Ein Akt der Konterrevolution (1)

Wir bringen hier ein Radio-Gespräch mit E. Michael Jones vom Oktober 2009, in dem er die enorme Umfassendheit der Reflexion zeigt. Er behandelt darin die Tatsache, daß der "Nußknacker" in weiten Teilen der USA seit gut hundert Jahren zu einer der Weihnachtstraditionen gehört. Wie läßt sich das erklären? Wie läßt sich erklären, daß so viele Amerikaner in diesem so traditionellen Ballett eine künstlerische Darbietung suchen, verbunden mit dem Fest der "Irdischwerdung des Himmels"?

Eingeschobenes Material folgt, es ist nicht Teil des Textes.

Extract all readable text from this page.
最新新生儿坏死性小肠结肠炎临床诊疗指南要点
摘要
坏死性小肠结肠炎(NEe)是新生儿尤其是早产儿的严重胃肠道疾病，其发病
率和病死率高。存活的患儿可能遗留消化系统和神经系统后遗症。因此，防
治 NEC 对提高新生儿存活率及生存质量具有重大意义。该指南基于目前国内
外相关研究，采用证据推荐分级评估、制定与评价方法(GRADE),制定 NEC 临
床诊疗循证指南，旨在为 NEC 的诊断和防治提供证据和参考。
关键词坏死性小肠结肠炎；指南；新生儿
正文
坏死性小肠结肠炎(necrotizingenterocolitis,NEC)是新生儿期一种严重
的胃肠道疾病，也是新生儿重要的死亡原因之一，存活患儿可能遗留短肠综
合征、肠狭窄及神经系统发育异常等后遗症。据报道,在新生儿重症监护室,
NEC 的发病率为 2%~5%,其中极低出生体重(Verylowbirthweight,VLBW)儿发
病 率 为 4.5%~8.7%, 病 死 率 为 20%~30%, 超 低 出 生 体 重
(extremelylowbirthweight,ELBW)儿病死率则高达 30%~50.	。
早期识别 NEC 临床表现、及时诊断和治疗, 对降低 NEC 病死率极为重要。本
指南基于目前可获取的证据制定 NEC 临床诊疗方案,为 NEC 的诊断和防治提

Die Antwort ist leichter, als es scheint: Es geht in beidem um die verlorene Welt. Es geht um die verlorene Kindheit, und um die Sehnsucht nach dem goldenen Kulturzeitalter, das unsere Kultur bis zur Reformation (und definitiv in der französischen Revolution) einmal war. Somit wird diese sehr läßliche Sünde der Nostalgie zur Flucht in die Sehnsucht nach einer verlorenen Welt, die besagt, daß die heutige Welt nicht die beste aller möglichen Welten ist. Daß wir die vielmehr schon (fast) einmal hatten, als die alte katholische Welt. Die gezielt durch einen Materialismus zerstört wurde, der aus der Schwäche stammt, die man nicht überwindet. Sodaß man den Spatz in der Hand der Taube auf dem Dach vorzieht, weil er die Mühe erspart, die Menschsein immer auch bedeutet. Sünde ist ja letztlich immer ein Versuch, sich anzueignen, was einem nicht (oder noch nicht) zusteht, egal aus welchen Gründen. Was als Lebensstil freilich dazu führt, daß auch der Glaube an die Taube auf dem Dach (die anzustreben alleine schon weit mehr Gewinn bedeuten würde) verschwindet.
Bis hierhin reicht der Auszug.